By: Jennifer Lowe - Updated: 6 Sep 2010 | comments*Discuss
Apartment Insurance Home Insurance

Moving into a new apartment, whether you have bought or are still renting, is very exciting and the last thing you want is for things to go wrong.

You mind will be filled with interior decoration – what curtains to put up, which light fittings to buy and how much you are going to spend on soft furnishings, so it isn’t surprising that the possibility of being burgled or having an accident doesn’t cross your mind.

Renters Insurance

This is slightly different from the type of insurance you would purchase if you own the apartment yourself (homeowners insurance), renters insurance protects you as the tenant from accidents to your belongings.

So, for example, you will be covered for accidents caused by the weather – such as lightning, a windstorm or hail – a fire or explosion or even smoke damage.

You will also be covered for the more day-to-day risks, such as leaks, theft, vandalism, electrical surge damage or any damage cause by glass or glazing that is part of the building.

However, if you live in an area where you are at risk of flooding, then you will need to check whether this is included in your policy. If not then you will need to take out extra insurance.

You also must consider what type of cover you are being offered. ACV, or actual cash value, means that you will be paid the value of your belongings at the time they were stolen or damaged, not the value of the item when it was initially bought.

The other form is replacement cost which pays you the value of the item when it was bought, although this option invariably comes with higher premium costs.

Buildings and Contents Insurance

This covers pretty much the same incidents, but will also allow the option for you to insure a certain value of goods that will leave the house. So, for example, if you have a mobile phone or an ipod, they can be covered as part of your agreement.

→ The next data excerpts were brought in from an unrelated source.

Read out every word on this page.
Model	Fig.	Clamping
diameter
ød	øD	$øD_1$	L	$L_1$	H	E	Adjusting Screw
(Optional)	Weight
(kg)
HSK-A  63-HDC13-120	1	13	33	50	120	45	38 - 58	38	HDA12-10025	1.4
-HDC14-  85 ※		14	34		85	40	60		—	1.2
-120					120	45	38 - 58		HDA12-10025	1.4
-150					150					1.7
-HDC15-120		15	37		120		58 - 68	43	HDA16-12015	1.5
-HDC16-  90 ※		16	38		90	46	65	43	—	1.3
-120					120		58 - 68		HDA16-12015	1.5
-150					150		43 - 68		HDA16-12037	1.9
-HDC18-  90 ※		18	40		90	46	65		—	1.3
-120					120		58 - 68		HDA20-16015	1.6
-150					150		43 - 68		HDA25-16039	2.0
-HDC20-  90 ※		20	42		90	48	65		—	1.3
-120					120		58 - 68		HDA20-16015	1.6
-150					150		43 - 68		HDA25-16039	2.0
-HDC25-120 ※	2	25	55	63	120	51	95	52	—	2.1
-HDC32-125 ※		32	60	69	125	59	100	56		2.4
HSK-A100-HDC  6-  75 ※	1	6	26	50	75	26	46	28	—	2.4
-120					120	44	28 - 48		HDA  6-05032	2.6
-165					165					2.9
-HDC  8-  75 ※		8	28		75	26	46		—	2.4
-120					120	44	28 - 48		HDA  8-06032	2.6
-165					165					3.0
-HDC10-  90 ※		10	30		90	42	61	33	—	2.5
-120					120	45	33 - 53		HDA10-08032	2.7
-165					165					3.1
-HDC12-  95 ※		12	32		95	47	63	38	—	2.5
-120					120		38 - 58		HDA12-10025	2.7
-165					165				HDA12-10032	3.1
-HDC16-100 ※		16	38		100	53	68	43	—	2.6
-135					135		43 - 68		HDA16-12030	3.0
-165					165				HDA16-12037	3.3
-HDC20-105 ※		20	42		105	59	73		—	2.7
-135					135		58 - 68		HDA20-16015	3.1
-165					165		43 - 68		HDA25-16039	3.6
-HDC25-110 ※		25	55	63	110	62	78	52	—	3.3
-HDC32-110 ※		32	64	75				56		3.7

Depending on your policy, you can also insure the building against structural damage, which as the homeowner will be very valuable should your new apartment have any problems.

In both cases, however, you need to be honest with your insurer about what valuables you have within the property and how secure the apartment is.

They will run through series of questions, such as whether there are sufficient locks on the windows and doors, whether there are smoke detectors, secure gates, door entry systems and even what times of day you are in the apartment.

You will also need to inform them if you have any pets because some insurance companies are less willing to insure contents for homes with animals.

All of these will contribute to your monthly premiums. Remember, don’t try to skimp and save with your insurance because you will be very upset should something happen and you are left out of pocket. Also, if you any of your details change, be sure to let the insurers know.